The Claims Group's decision was based on the finding, as Aalmode had argued, that humidity had caused packing material to stick to the furniture's finish, so that the damage was caused by "the operation of natural laws," not by the carrier. The Claims Group relieved Aalmode of liability on the basis that a carrier is not responsible for damage to a shipment caused solely by the operation of natural laws.

In appealing the Claims Group's decision, the Army cites the well settled proposition that a carrier is presumed liable for damage, without proof of negligence, unless the firm affirmatively shows that one of five exceptions to such liability applies. See Chandler Trailer Convoy, Inc., B-193195, May 7, 1979. The only exception arguably applicable is for damage caused by the "inherent vice or nature of the commodity," which applies where the commodity has existing defects, diseases, decay or something otherwise inherent that will cause it to deteriorate with a lapse of time. Missouri Pacific R.R. v. Elmore & Stahl, 377 U.S. 134 (1964). The record for the Claims Group's decision included the following Army statement:

"Aalmode was paid for packing this shipment. The damage which occurred was not due to any inherent vice of the dresser finish, but was due to the poor quality of the packing material and/or labor that was used on this move. Aalmode picked up the shipment in North Carolina on 24 June 1987, and delivered it two days later on 26 June 1987, to the contiguous state of Virginia. Dressers are moved all over the world through radical changes in temperature and humidity without sustaining damage of this sort. ..."

It is the Army's position that the cited exception to carrier liability therefore should not apply.

We agree with the Army that Aalmode is liable for the damage in issue. The proposition on which our Claims Group relied essentially is an element of the "inherent vice" exception to carrier liability. See Fraser-Smith Co. v. Chicago, Rock Island and Pacific Railroad Co, 435 F.2d 1396, 1398 (8th Cir. 1971). It applies where there is something inherent in an item that leads to damage without any outside influence other than the laws of nature. Id.; Chandler Trailer convoy, Inc., 56 Comp.Gen. 357, 359 (1977). We therefore invoked the exception in Interstate Van Lines, Inc. - Damaged Refrigerator, B-230381, Nov. 22, 1988, to find a carrier not liable for damage to the molding of a freezer that was stored in Florida for several weeks while in transit from Virginia to Florida.
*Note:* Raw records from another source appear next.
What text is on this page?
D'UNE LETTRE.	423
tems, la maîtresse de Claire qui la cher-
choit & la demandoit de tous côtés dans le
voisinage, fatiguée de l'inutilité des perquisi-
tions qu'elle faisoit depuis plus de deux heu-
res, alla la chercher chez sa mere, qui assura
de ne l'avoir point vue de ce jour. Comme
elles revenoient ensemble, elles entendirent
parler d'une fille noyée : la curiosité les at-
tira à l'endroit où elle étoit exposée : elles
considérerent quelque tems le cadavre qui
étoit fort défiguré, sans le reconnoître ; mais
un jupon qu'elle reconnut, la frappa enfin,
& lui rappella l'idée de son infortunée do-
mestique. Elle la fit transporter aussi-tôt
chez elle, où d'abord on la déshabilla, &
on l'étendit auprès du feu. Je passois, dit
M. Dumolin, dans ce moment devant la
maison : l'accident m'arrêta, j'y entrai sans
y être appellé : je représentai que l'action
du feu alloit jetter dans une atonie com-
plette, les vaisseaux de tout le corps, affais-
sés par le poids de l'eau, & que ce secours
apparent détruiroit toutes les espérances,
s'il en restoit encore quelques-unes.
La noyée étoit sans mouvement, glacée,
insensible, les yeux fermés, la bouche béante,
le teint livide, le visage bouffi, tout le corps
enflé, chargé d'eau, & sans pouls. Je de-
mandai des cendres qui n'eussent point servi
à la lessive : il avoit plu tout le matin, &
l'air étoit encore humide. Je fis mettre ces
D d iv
The carrier was not responsible for the intense heat generated during the requested summer storage, which clearly caused the damage.

Here, however, we are unable to conclude that the nature of the furniture finish alone was such that it would lead to humidity generated damage to the property over a transit period of 2 days in mid June. Aalmode packed the furniture in issue and, apparently, it was the introduction of the packing material, interacting with the furniture finish and, perhaps, humidity, that led to the damage. Aalmode has not refuted the Army's suggestion that the damage really was caused by poor quality packing material and/or labor, and has not established that there was anything about the furniture finish that led to the problem. In these circumstances, Aalmode has not shown that the operation of natural laws caused the damage so that the "inherent vice" exception to carrier liability applies. see Chandler trailer Convoy, Inc., 56 Comp.Gen., supra.

Our Claims Group's January 12 decision therefore is reversed.